Volcanic activity in the Ethiopian Highlands has formed many hot springs in Kafa. Hot springs, which form from geo-thermally heated water, offer an excellent place to relax. Ethiopians believe the hot springs act as a cure for many ailments. Locals also regard some of the hot springs as holy sites and use them for bathing and recreation. Recommended hot springs to visit are located in Goa, Dadiban and Kesho.



Rafting trips present a great way to enjoy the surrounding region. In September and October, after the heavy rains, the rivers are high enough to produce whitewater rapids but tame enough that one can still enjoy the wildlife and villages along the river. It is advised to travel with a tour agency because they can ensure proper equipment, planning, and support. The tour agencies in Addis Ababa regularly run rafting trips from one to three weeks in length.
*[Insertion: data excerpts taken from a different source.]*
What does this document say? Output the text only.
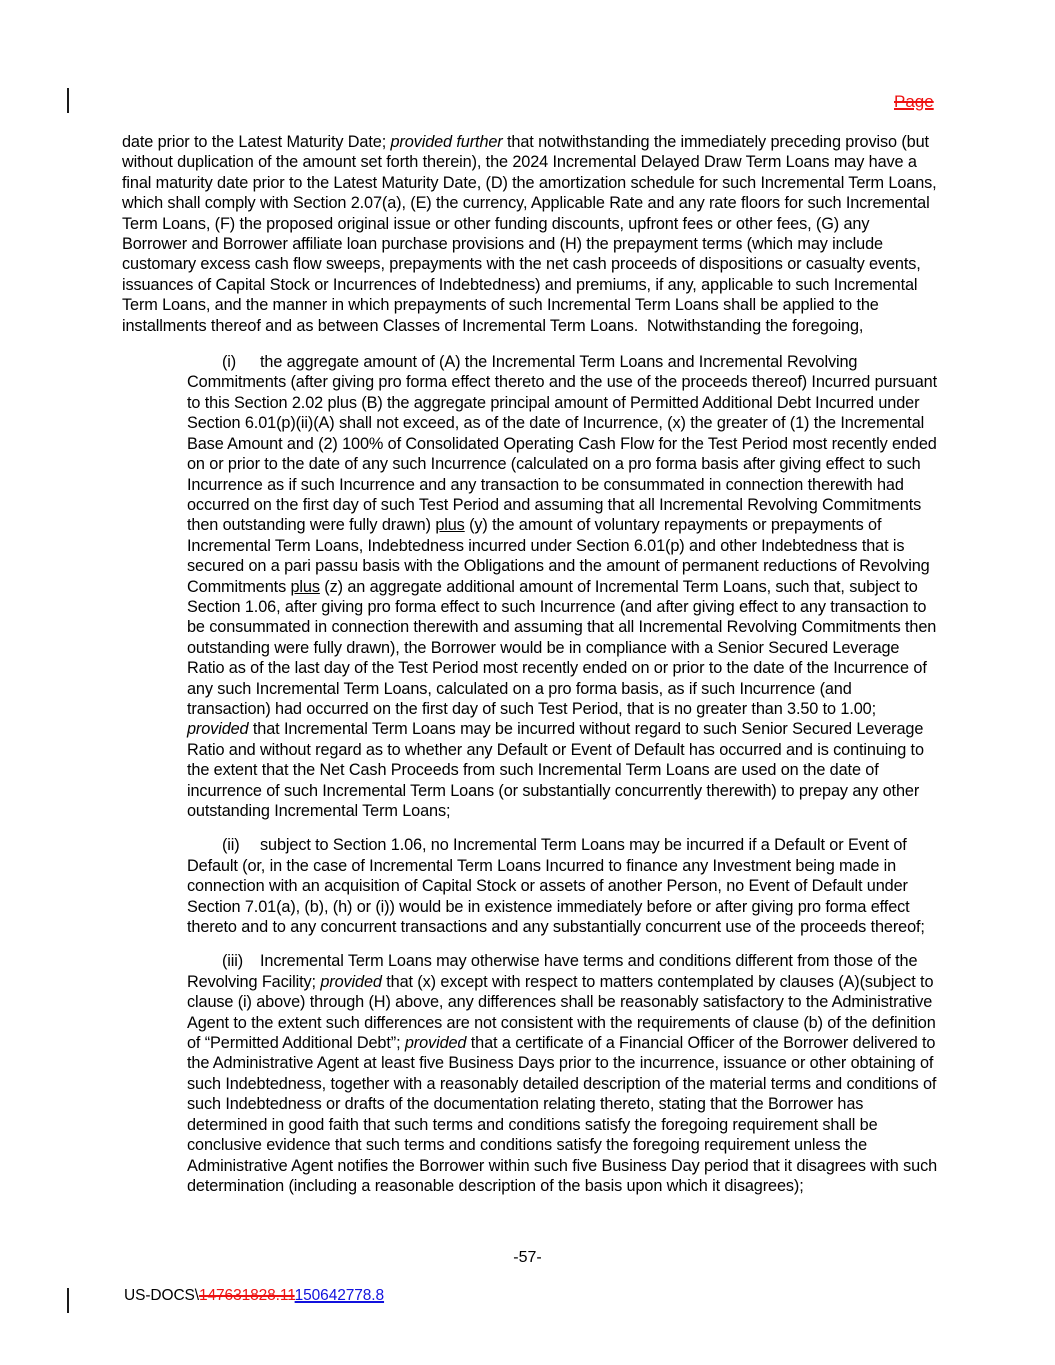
Page

date prior to the Latest Maturity Date; provided further that notwithstanding the immediately preceding proviso (but without duplication of the amount set forth therein), the 2024 Incremental Delayed Draw Term Loans may have a final maturity date prior to the Latest Maturity Date, (D) the amortization schedule for such Incremental Term Loans, which shall comply with Section 2.07(a), (E) the currency, Applicable Rate and any rate floors for such Incremental Term Loans, (F) the proposed original issue or other funding discounts, upfront fees or other fees, (G) any Borrower and Borrower affiliate loan purchase provisions and (H) the prepayment terms (which may include customary excess cash flow sweeps, prepayments with the net cash proceeds of dispositions or casualty events, issuances of Capital Stock or Incurrences of Indebtedness) and premiums, if any, applicable to such Incremental Term Loans, and the manner in which prepayments of such Incremental Term Loans shall be applied to the installments thereof and as between Classes of Incremental Term Loans.  Notwithstanding the foregoing,

(i) the aggregate amount of (A) the Incremental Term Loans and Incremental Revolving Commitments (after giving pro forma effect thereto and the use of the proceeds thereof) Incurred pursuant to this Section 2.02 plus (B) the aggregate principal amount of Permitted Additional Debt Incurred under Section 6.01(p)(ii)(A) shall not exceed, as of the date of Incurrence, (x) the greater of (1) the Incremental Base Amount and (2) 100% of Consolidated Operating Cash Flow for the Test Period most recently ended on or prior to the date of any such Incurrence (calculated on a pro forma basis after giving effect to such Incurrence as if such Incurrence and any transaction to be consummated in connection therewith had occurred on the first day of such Test Period and assuming that all Incremental Revolving Commitments then outstanding were fully drawn) plus (y) the amount of voluntary repayments or prepayments of Incremental Term Loans, Indebtedness incurred under Section 6.01(p) and other Indebtedness that is secured on a pari passu basis with the Obligations and the amount of permanent reductions of Revolving Commitments plus (z) an aggregate additional amount of Incremental Term Loans, such that, subject to Section 1.06, after giving pro forma effect to such Incurrence (and after giving effect to any transaction to be consummated in connection therewith and assuming that all Incremental Revolving Commitments then outstanding were fully drawn), the Borrower would be in compliance with a Senior Secured Leverage Ratio as of the last day of the Test Period most recently ended on or prior to the date of the Incurrence of any such Incremental Term Loans, calculated on a pro forma basis, as if such Incurrence (and transaction) had occurred on the first day of such Test Period, that is no greater than 3.50 to 1.00; provided that Incremental Term Loans may be incurred without regard to such Senior Secured Leverage Ratio and without regard as to whether any Default or Event of Default has occurred and is continuing to the extent that the Net Cash Proceeds from such Incremental Term Loans are used on the date of incurrence of such Incremental Term Loans (or substantially concurrently therewith) to prepay any other outstanding Incremental Term Loans;

(ii) subject to Section 1.06, no Incremental Term Loans may be incurred if a Default or Event of Default (or, in the case of Incremental Term Loans Incurred to finance any Investment being made in connection with an acquisition of Capital Stock or assets of another Person, no Event of Default under Section 7.01(a), (b), (h) or (i)) would be in existence immediately before or after giving pro forma effect thereto and to any concurrent transactions and any substantially concurrent use of the proceeds thereof;

(iii) Incremental Term Loans may otherwise have terms and conditions different from those of the Revolving Facility; provided that (x) except with respect to matters contemplated by clauses (A)(subject to clause (i) above) through (H) above, any differences shall be reasonably satisfactory to the Administrative Agent to the extent such differences are not consistent with the requirements of clause (b) of the definition of “Permitted Additional Debt”; provided that a certificate of a Financial Officer of the Borrower delivered to the Administrative Agent at least five Business Days prior to the incurrence, issuance or other obtaining of such Indebtedness, together with a reasonably detailed description of the material terms and conditions of such Indebtedness or drafts of the documentation relating thereto, stating that the Borrower has determined in good faith that such terms and conditions satisfy the foregoing requirement shall be conclusive evidence that such terms and conditions satisfy the foregoing requirement unless the Administrative Agent notifies the Borrower within such five Business Day period that it disagrees with such determination (including a reasonable description of the basis upon which it disagrees);

-57-
US-DOCS\147631828.11150642778.8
The Omo River, just outside the southeastern perimeter of the Reserve, flows from the Shewan Highlands in central Ethiopia into Lake Turkana which straddles the Kenya-Ethiopia border. This river falls around 6,000 meters over its course, which makes it relatively fast flowing and a popular location for rafting.
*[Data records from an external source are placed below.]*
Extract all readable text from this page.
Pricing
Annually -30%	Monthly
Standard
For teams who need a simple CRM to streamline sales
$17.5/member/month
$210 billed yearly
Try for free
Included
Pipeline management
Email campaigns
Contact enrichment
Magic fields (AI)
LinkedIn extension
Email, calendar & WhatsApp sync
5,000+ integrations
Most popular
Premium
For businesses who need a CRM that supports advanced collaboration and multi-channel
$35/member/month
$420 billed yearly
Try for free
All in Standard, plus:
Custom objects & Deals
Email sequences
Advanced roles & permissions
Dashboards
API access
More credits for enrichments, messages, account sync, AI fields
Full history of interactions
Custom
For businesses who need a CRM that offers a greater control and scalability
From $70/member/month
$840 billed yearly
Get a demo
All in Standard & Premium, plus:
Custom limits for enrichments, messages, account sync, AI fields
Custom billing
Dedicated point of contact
Interesting caves have also formed throughout Kafa Biosphere Reserve as underground streams slowly erode the soft limestone and weather the rocks. The caves are located in dense forests, and near springs and rivers. The people of the ancient Kafa Kingdom set up their defense structures nearby caves to add to their protection from invading enemies. In more recent history, locals have used caves, such as Wolla Shoba Cave, as shelters during the Italian occupation and as religious sites. Some caves have only re-cently been discovered, suggesting that more undiscovered caves exist. Caves in the Biosphere Reserve are located at Hawulti, Abagipo, Boirita, Gurguto, Yeshay, Gachinga, Dosha, Tuga, Elelo, and Tage Keto.
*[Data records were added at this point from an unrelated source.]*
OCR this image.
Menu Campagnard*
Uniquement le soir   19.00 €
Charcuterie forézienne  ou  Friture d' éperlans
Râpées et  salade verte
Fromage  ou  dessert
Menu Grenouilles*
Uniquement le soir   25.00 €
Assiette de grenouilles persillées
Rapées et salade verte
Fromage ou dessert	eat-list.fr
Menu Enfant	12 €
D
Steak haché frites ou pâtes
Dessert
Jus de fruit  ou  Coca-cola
Several natural bridges have developed in Kafa, which form above ground when water and wind erode rocks. Rock arches are interesting sites as many are walled by towering cliffs. Besides their own beauty, these natural bridges offer excellent panoramic views of the surrounding area. One natural bridge is located at Guguto and is locally named Gurgutto, which means God’s Bridge.